Mitzi (Michelle Williams), who bears many similarities to Spielberg’s own mother, Leah, is a woman who has moored herself to the mantra of “everything happens for a reason”. She’s a concert pianist who set aside her artistry in order to raise a family, a wilful romantic who settled for the man (Paul Dano’s Burt, based on Spielberg’s father, Arnold) whose love is steady and, at its worst, airless. She’s not unhappy, for the most part, but she can only survive under the reassurance that somebody else is really at the driving wheel.
The Fabelmans, really, wasn’t all that necessary to understand Spielberg as an artist. That sense of displacement, that childlike want to heal what’s fractured, is eternally present in his work, from AI Artificial Intelligence to ET: the Extra-Terrestrial to Catch Me If You Can. But there’s something disarmingly humble about The Fabelmans and the simplicity of its desire to pinpoint the ordinary roots of future greatness.
His onscreen surrogate, Sammy Fabelman (played first by Mateo Zoryon Francis-DeFord, then Gabriel LaBelle), allows Spielberg to imagine himself as the perfect synthesis of his real-life parents. Mitzi believes “movies are dreams”, while Burt, a computer engineer, finds pride in what he can craft with his own two hands.
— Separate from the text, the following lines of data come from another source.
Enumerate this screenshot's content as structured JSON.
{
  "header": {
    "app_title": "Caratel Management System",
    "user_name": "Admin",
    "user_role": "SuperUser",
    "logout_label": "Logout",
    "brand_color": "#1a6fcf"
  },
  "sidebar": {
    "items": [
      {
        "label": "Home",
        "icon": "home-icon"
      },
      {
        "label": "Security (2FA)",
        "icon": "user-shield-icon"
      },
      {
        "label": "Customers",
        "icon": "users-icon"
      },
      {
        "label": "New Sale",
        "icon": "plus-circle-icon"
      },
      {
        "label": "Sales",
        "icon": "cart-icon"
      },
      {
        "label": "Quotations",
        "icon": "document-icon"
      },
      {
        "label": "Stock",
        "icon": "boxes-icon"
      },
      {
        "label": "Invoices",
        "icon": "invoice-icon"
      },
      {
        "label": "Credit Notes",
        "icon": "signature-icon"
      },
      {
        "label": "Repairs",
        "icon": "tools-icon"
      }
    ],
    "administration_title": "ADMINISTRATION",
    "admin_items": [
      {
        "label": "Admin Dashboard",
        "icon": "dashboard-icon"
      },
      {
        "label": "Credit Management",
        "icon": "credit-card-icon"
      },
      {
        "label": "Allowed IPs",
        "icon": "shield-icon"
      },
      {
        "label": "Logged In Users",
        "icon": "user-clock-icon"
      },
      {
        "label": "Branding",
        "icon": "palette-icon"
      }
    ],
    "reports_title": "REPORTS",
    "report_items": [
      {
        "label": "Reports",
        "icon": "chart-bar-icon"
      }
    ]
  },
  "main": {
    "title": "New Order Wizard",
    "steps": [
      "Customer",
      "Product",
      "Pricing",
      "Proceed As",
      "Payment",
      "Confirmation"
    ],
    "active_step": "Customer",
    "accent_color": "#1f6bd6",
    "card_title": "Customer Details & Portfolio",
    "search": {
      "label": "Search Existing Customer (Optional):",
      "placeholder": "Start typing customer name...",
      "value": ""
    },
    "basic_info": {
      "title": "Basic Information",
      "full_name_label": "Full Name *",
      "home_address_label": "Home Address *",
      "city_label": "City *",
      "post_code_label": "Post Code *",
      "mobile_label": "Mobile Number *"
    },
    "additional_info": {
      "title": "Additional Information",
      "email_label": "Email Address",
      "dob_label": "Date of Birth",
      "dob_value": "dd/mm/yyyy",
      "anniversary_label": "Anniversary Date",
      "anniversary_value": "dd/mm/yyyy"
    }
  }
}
It’s a fair assumption for Spielberg to make, as even The Fabelmans goes to prove; here, sentimentality is given a sturdy foundation through the director’s usual virtuoso camerawork, which glides and swoops around his characters at all sorts of improbable but unshowy angles. Williams’s fairytale wistfulness is counterbalanced by Dano’s stillness, while LaBelle’s twinkly-eyed naivete is rooted in the lacquered beauty of Janusz KamiÅski’s cinematography. The film’s riotous, final-scene cameo – in which Sammy has a formative encounter with “the greatest director who ever lived” – is partly cute, partly wry and self-effacing.
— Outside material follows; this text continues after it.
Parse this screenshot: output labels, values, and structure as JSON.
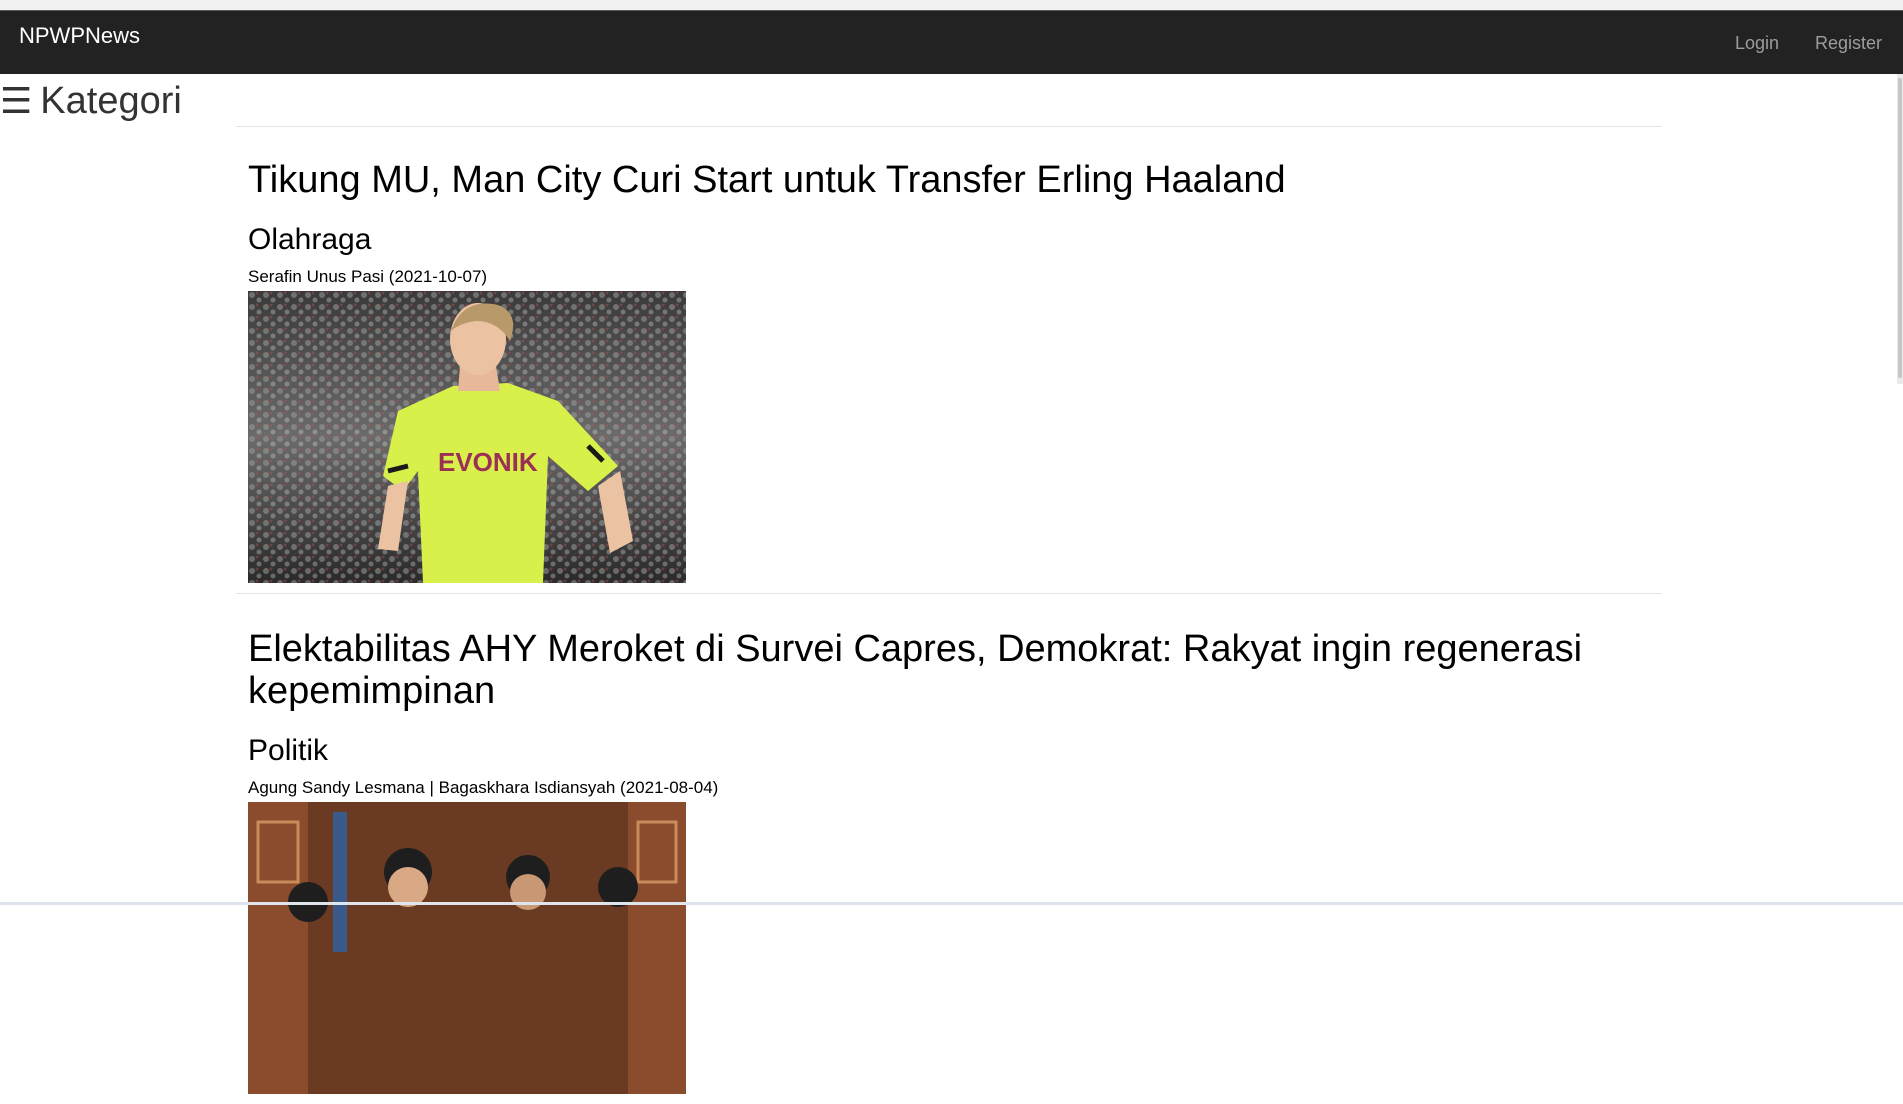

When Sammy’s parents take him to see his first motion picture, 1952’s The Greatest Show on Earth, he becomes obsessed with replicating its climactic crash with his toy train set. And it’s here that Spielberg starts to narrow in on the fundamental truth – that his life’s vocation wasn’t born merely out of love, but out of profound fear. The crash scared Sammy. By recreating it himself, he’s able to exert some control over it. But he also starts to realise how the camera has trained him to look for the most minute, yet illuminating, signs of existence: the slowing pulse of an ailing relative, throbbing through the skin of their neck; a line of shopping carts, herded like sheep by an incoming tornado; or the squadron-like formation of kids on bicycles (a future Spielberg staple).
The camera has allowed Sammy to see what so many others miss, which turns out to have devastating consequences not only for his parents but for his father’s best friend (Seth Rogen’s Bennie), whose constant presence has ingratiated him with the family. There’s a cynicism here that aligns The Fabelmans more with Damien Chazelle’s portrait of early Hollywood, Babylon, than it does with Sam Mendes’s recent, mawkish “love letter to cinema”, Empire of Light.
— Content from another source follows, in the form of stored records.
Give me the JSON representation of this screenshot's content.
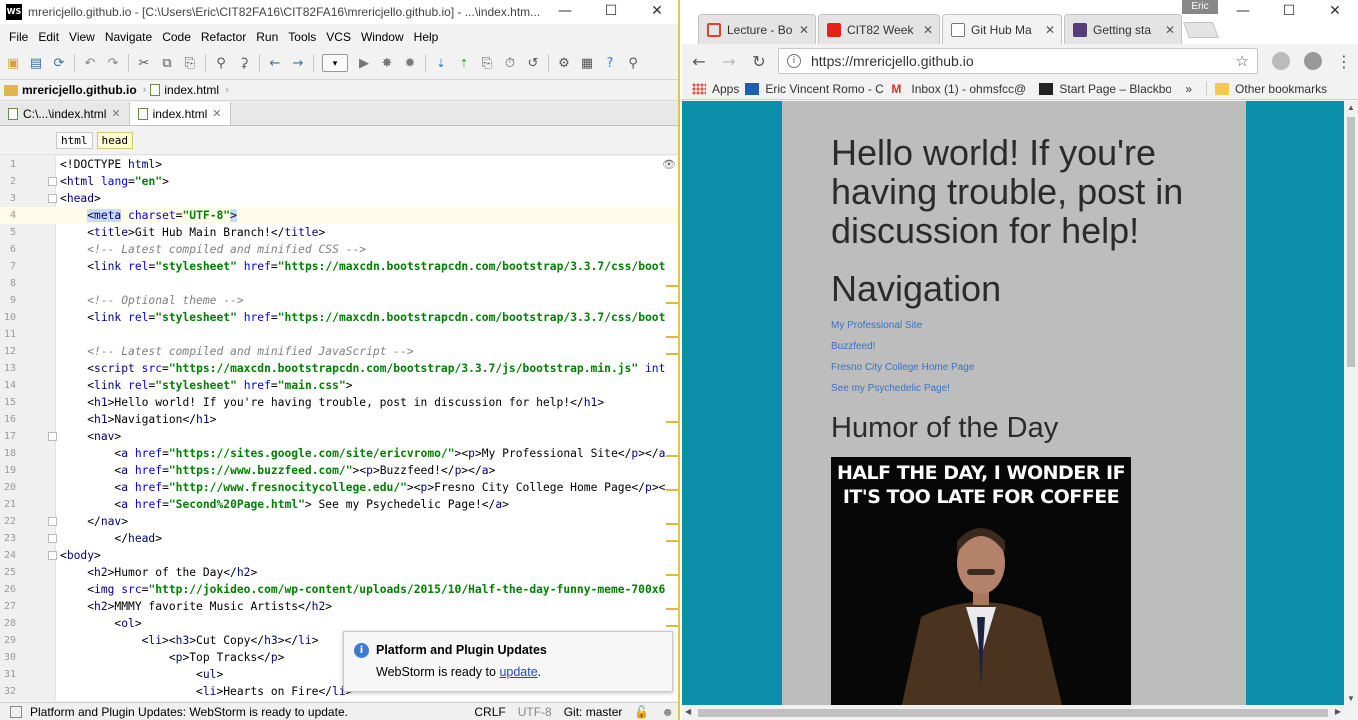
{
  "ide": {
    "window_title": "mrericjello.github.io - [C:\\Users\\Eric\\CIT82FA16\\CIT82FA16\\mrericjello.github.io] - ...\\index.htm...",
    "logo_text": "WS",
    "menu": [
      "File",
      "Edit",
      "View",
      "Navigate",
      "Code",
      "Refactor",
      "Run",
      "Tools",
      "VCS",
      "Window",
      "Help"
    ],
    "breadcrumb": {
      "project": "mrericjello.github.io",
      "file": "index.html"
    },
    "tabs": [
      {
        "label": "C:\\...\\index.html",
        "active": false
      },
      {
        "label": "index.html",
        "active": true
      }
    ],
    "tag_path": [
      "html",
      "head"
    ],
    "code_lines": [
      {
        "n": "1",
        "html": "&lt;!DOCTYPE <span class='t'>html</span>&gt;"
      },
      {
        "n": "2",
        "html": "&lt;<span class='t'>html</span> <span class='a'>lang</span>=<span class='s'>\"en\"</span>&gt;"
      },
      {
        "n": "3",
        "html": "&lt;<span class='t'>head</span>&gt;"
      },
      {
        "n": "4",
        "html": "    <span class='hl'>&lt;<span class='t'>meta</span></span> <span class='a'>charset</span>=<span class='s'>\"UTF-8\"</span><span class='hl'>&gt;</span>"
      },
      {
        "n": "5",
        "html": "    &lt;<span class='t'>title</span>&gt;Git Hub Main Branch!&lt;/<span class='t'>title</span>&gt;"
      },
      {
        "n": "6",
        "html": "    <span class='c'>&lt;!-- Latest compiled and minified CSS --&gt;</span>"
      },
      {
        "n": "7",
        "html": "    &lt;<span class='t'>link</span> <span class='a'>rel</span>=<span class='s'>\"stylesheet\"</span> <span class='a'>href</span>=<span class='s'>\"https://maxcdn.bootstrapcdn.com/bootstrap/3.3.7/css/boot</span>"
      },
      {
        "n": "8",
        "html": ""
      },
      {
        "n": "9",
        "html": "    <span class='c'>&lt;!-- Optional theme --&gt;</span>"
      },
      {
        "n": "10",
        "html": "    &lt;<span class='t'>link</span> <span class='a'>rel</span>=<span class='s'>\"stylesheet\"</span> <span class='a'>href</span>=<span class='s'>\"https://maxcdn.bootstrapcdn.com/bootstrap/3.3.7/css/boot</span>"
      },
      {
        "n": "11",
        "html": ""
      },
      {
        "n": "12",
        "html": "    <span class='c'>&lt;!-- Latest compiled and minified JavaScript --&gt;</span>"
      },
      {
        "n": "13",
        "html": "    &lt;<span class='t'>script</span> <span class='a'>src</span>=<span class='s'>\"https://maxcdn.bootstrapcdn.com/bootstrap/3.3.7/js/bootstrap.min.js\"</span> <span class='a'>int</span>"
      },
      {
        "n": "14",
        "html": "    &lt;<span class='t'>link</span> <span class='a'>rel</span>=<span class='s'>\"stylesheet\"</span> <span class='a'>href</span>=<span class='s'>\"main.css\"</span>&gt;"
      },
      {
        "n": "15",
        "html": "    &lt;<span class='t'>h1</span>&gt;Hello world! If you're having trouble, post in discussion for help!&lt;/<span class='t'>h1</span>&gt;"
      },
      {
        "n": "16",
        "html": "    &lt;<span class='t'>h1</span>&gt;Navigation&lt;/<span class='t'>h1</span>&gt;"
      },
      {
        "n": "17",
        "html": "    &lt;<span class='t'>nav</span>&gt;"
      },
      {
        "n": "18",
        "html": "        &lt;<span class='t'>a</span> <span class='a'>href</span>=<span class='s'>\"https://sites.google.com/site/ericvromo/\"</span>&gt;&lt;<span class='t'>p</span>&gt;My Professional Site&lt;/<span class='t'>p</span>&gt;&lt;/<span class='t'>a</span>"
      },
      {
        "n": "19",
        "html": "        &lt;<span class='t'>a</span> <span class='a'>href</span>=<span class='s'>\"https://www.buzzfeed.com/\"</span>&gt;&lt;<span class='t'>p</span>&gt;Buzzfeed!&lt;/<span class='t'>p</span>&gt;&lt;/<span class='t'>a</span>&gt;"
      },
      {
        "n": "20",
        "html": "        &lt;<span class='t'>a</span> <span class='a'>href</span>=<span class='s'>\"http://www.fresnocitycollege.edu/\"</span>&gt;&lt;<span class='t'>p</span>&gt;Fresno City College Home Page&lt;/<span class='t'>p</span>&gt;&lt;"
      },
      {
        "n": "21",
        "html": "        &lt;<span class='t'>a</span> <span class='a'>href</span>=<span class='s'>\"Second%20Page.html\"</span>&gt; See my Psychedelic Page!&lt;/<span class='t'>a</span>&gt;"
      },
      {
        "n": "22",
        "html": "    &lt;/<span class='t'>nav</span>&gt;"
      },
      {
        "n": "23",
        "html": "        &lt;/<span class='t'>head</span>&gt;"
      },
      {
        "n": "24",
        "html": "&lt;<span class='t'>body</span>&gt;"
      },
      {
        "n": "25",
        "html": "    &lt;<span class='t'>h2</span>&gt;Humor of the Day&lt;/<span class='t'>h2</span>&gt;"
      },
      {
        "n": "26",
        "html": "    &lt;<span class='t'>img</span> <span class='a'>src</span>=<span class='s'>\"http://jokideo.com/wp-content/uploads/2015/10/Half-the-day-funny-meme-700x6</span>"
      },
      {
        "n": "27",
        "html": "    &lt;<span class='t'>h2</span>&gt;MMMY favorite Music Artists&lt;/<span class='t'>h2</span>&gt;"
      },
      {
        "n": "28",
        "html": "        &lt;<span class='t'>ol</span>&gt;"
      },
      {
        "n": "29",
        "html": "            &lt;<span class='t'>li</span>&gt;&lt;<span class='t'>h3</span>&gt;Cut Copy&lt;/<span class='t'>h3</span>&gt;&lt;/<span class='t'>li</span>&gt;"
      },
      {
        "n": "30",
        "html": "                &lt;<span class='t'>p</span>&gt;Top Tracks&lt;/<span class='t'>p</span>&gt;"
      },
      {
        "n": "31",
        "html": "                    &lt;<span class='t'>ul</span>&gt;"
      },
      {
        "n": "32",
        "html": "                    &lt;<span class='t'>li</span>&gt;Hearts on Fire&lt;/<span class='t'>li</span>&gt;"
      }
    ],
    "notification": {
      "title": "Platform and Plugin Updates",
      "body_prefix": "WebStorm is ready to ",
      "link": "update",
      "body_suffix": "."
    },
    "status": {
      "message": "Platform and Plugin Updates: WebStorm is ready to update.",
      "line_sep": "CRLF",
      "encoding": "UTF-8",
      "vcs": "Git: master"
    }
  },
  "browser": {
    "profile": "Eric",
    "tabs": [
      {
        "label": "Lecture - Bo",
        "favicon_color": "#d9442e",
        "active": false
      },
      {
        "label": "CIT82 Week",
        "favicon_color": "#e62117",
        "active": false
      },
      {
        "label": "Git Hub Ma",
        "favicon_color": "#ffffff",
        "active": true
      },
      {
        "label": "Getting sta",
        "favicon_color": "#563d7c",
        "active": false
      }
    ],
    "url": "https://mrericjello.github.io",
    "bookmarks": [
      {
        "label": "Apps",
        "icon": "apps-grid-icon"
      },
      {
        "label": "Eric Vincent Romo - C",
        "icon": "mail-icon"
      },
      {
        "label": "Inbox (1) - ohmsfcc@",
        "icon": "gmail-icon"
      },
      {
        "label": "Start Page – Blackboa",
        "icon": "blackboard-icon"
      }
    ],
    "overflow": "»",
    "other_bookmarks": "Other bookmarks",
    "page": {
      "heading": "Hello world! If you're having trouble, post in discussion for help!",
      "nav_heading": "Navigation",
      "nav_links": [
        "My Professional Site",
        "Buzzfeed!",
        "Fresno City College Home Page",
        "See my Psychedelic Page!"
      ],
      "humor_heading": "Humor of the Day",
      "meme_caption": "HALF THE DAY, I WONDER IF IT'S TOO LATE FOR COFFEE"
    },
    "colors": {
      "page_bg": "#0b8faa",
      "content_bg": "#bdbdbd",
      "link": "#3a72c4"
    }
  }
}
As Sammy’s granduncle Boris (Judd Hirsch), his only relative with actual ties to the industry, warns him: “Art will give you crowns in heaven and laurels on Earth, but it’ll tear your heart out.” Spielberg’s motivation for The Fabelmans has little to do with cementing his own myth – it’s a more tender, more bittersweet journey towards the realisation that, though the camera never lies, what it shows us can be hard to swallow.
Dir: Steven Spielberg. Starring: Michelle Williams, Paul Dano, Seth Rogen, Gabriel LaBelle, Judd Hirsch. 12A, 151 minutes.